MAE-Based Self-Supervised Pretraining for Data-Efficient Medical Image Segmentation Using nnFormer

arXiv cs.CV / 4/28/2026

📰 NewsModels & Research

Key Points

  • The paper proposes a data-efficient self-supervised pretraining method for nnFormer-based volumetric medical image segmentation using Masked Autoencoders (MAE).
  • It addresses the practical issue that transformer segmentation models often require large labeled datasets, risk overfitting, and can be unstable to train, which is costly in medical domains.
  • The method pretrains the model on abundant unlabeled 3D medical images by reconstructing randomly masked input regions to learn anatomical and structural representations.
  • The pretrained encoder is then fine-tuned on labeled data for the downstream segmentation task, improving performance (higher Dice scores), convergence speed, and generalization when labeled data is limited.
  • Overall, the results support self-supervised learning as a suitable approach to mitigate labeled-data scarcity in medical image analysis when paired with transformer-based segmentation architectures like nnFormer.

Abstract

Transformer architectures, including nnFormer,have demonstrated promising results in volumetric medical image segmentation by being able to capture long-range spatial interactions. Although they have high performance, these models need large quantities of labeled training data and are also likely to overfit and become training unstable.

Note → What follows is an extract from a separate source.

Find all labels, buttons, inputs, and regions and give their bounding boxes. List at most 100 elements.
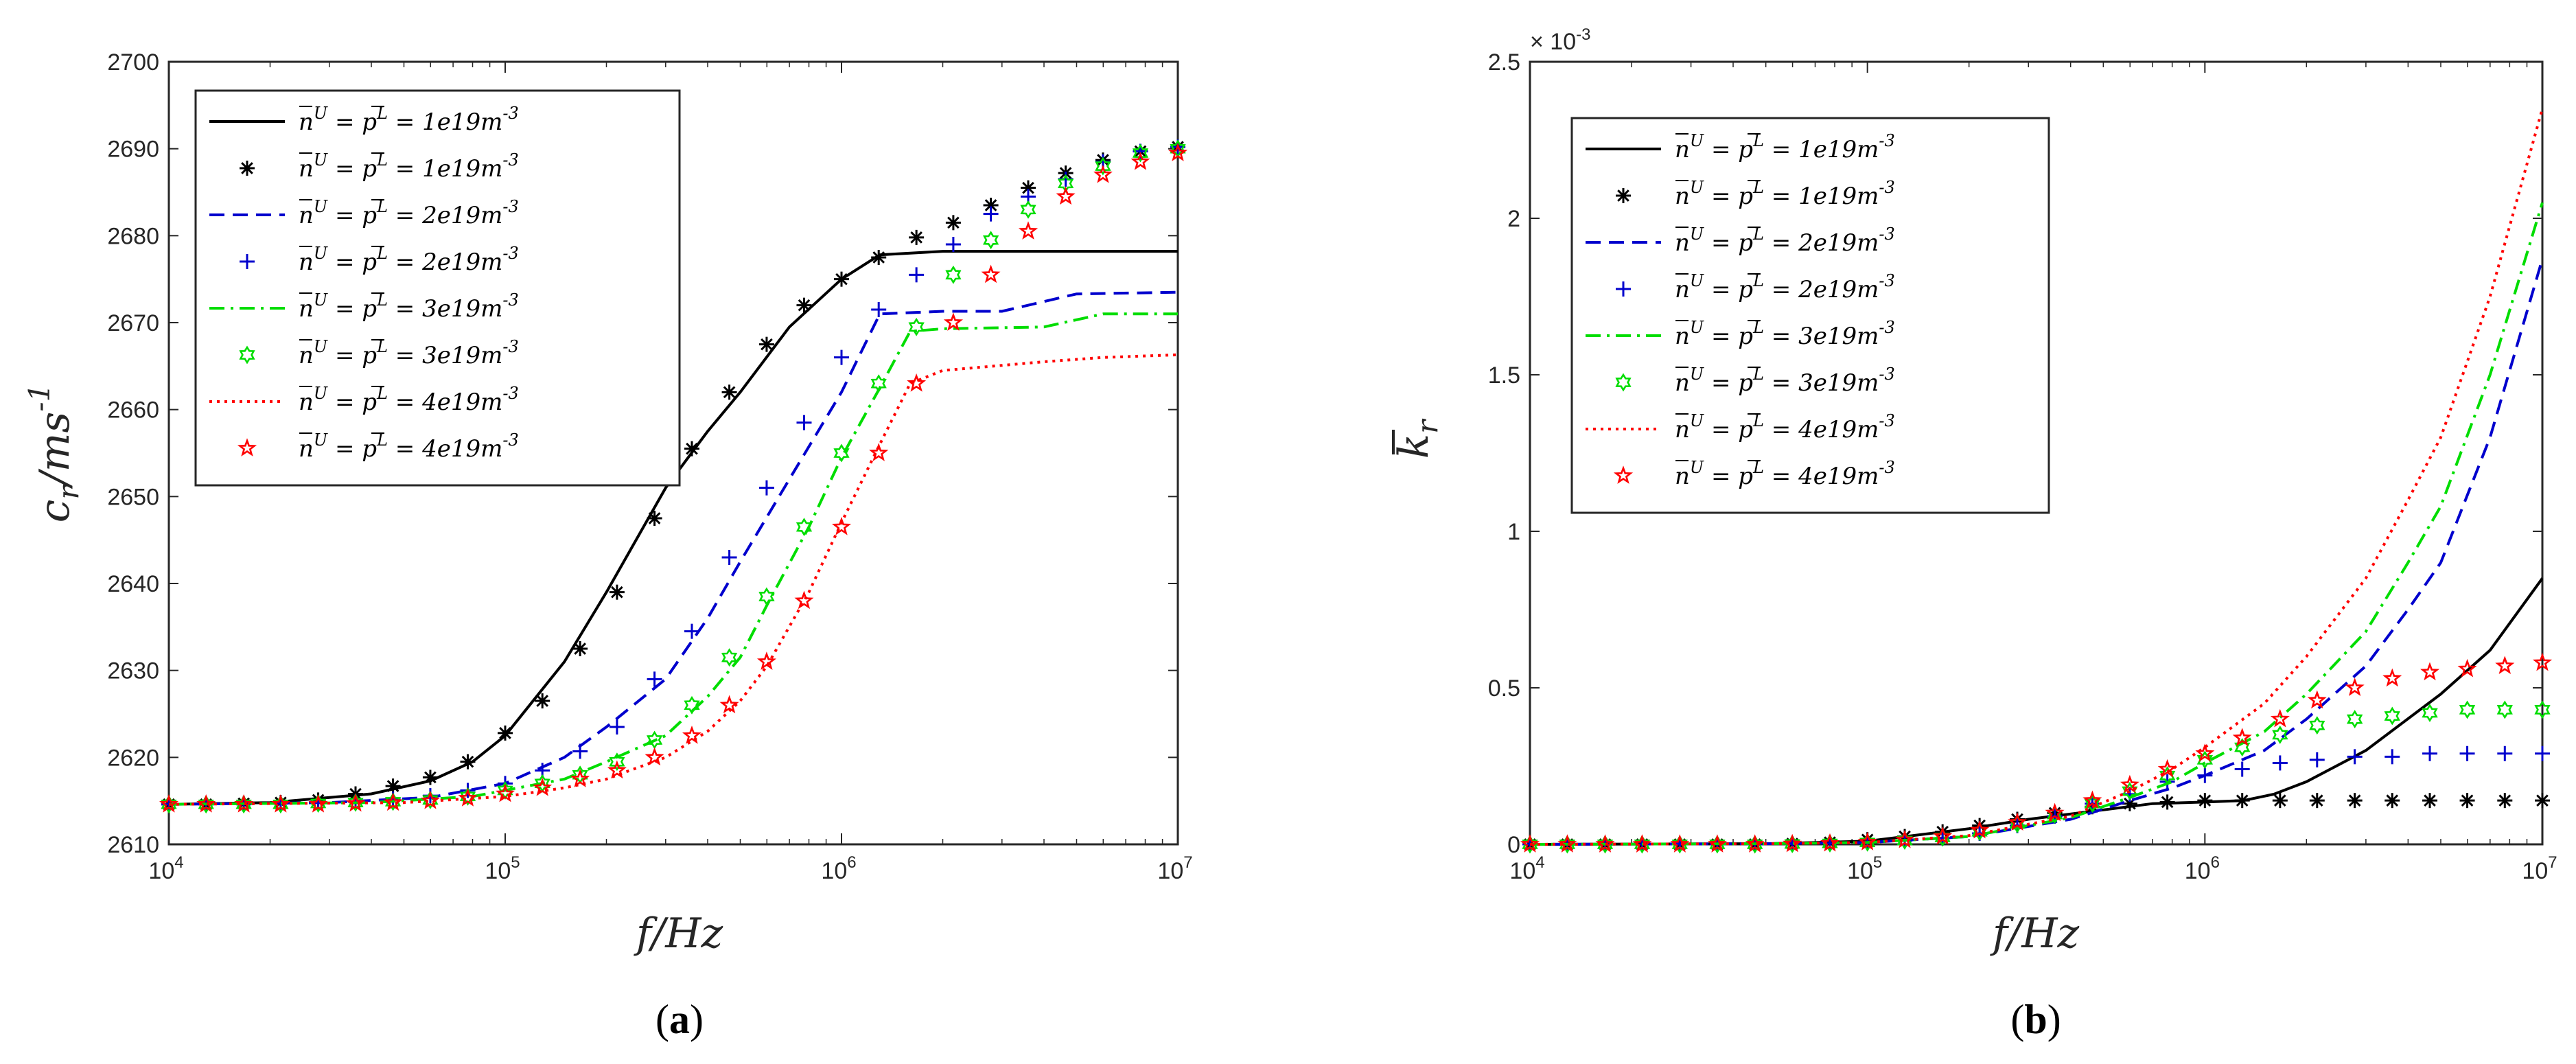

This is a serious practical problem because it is not only time-consuming but also expensive to obtain medical images that are annotated by experts. Moreover, fully supervised traditional training pipelines do not take advantage of the available large amounts of unlabeled medical imaging data that can be easily obtained in the clinics. We have solved these drawbacks by advancing the efficiency of the nnFormer with a self-supervised pretraining framework, which is based on the Masked Autoencoders (MAE). In this method, the model is pretrained on unlabeled volumetric medical images to reconstruct randomly masked parts of the input. This allows the encoder to learn meaningful anatomical and structural representations . The encoder is then further fine-tuned on a labeled dataset on the downstream segmentation task. Conducted Experiment shows that the offered method leads to a higher segmentation performance on the count of Dice score, a quicker convergence rate on the course of the fine-tuning procedure, and a superior generalization on the basis of limited labeled data . These findings validate that self-supervised learning combined with transformer-based segmentation models is an appropriate approach to the problem of data shortage in medical image analysis.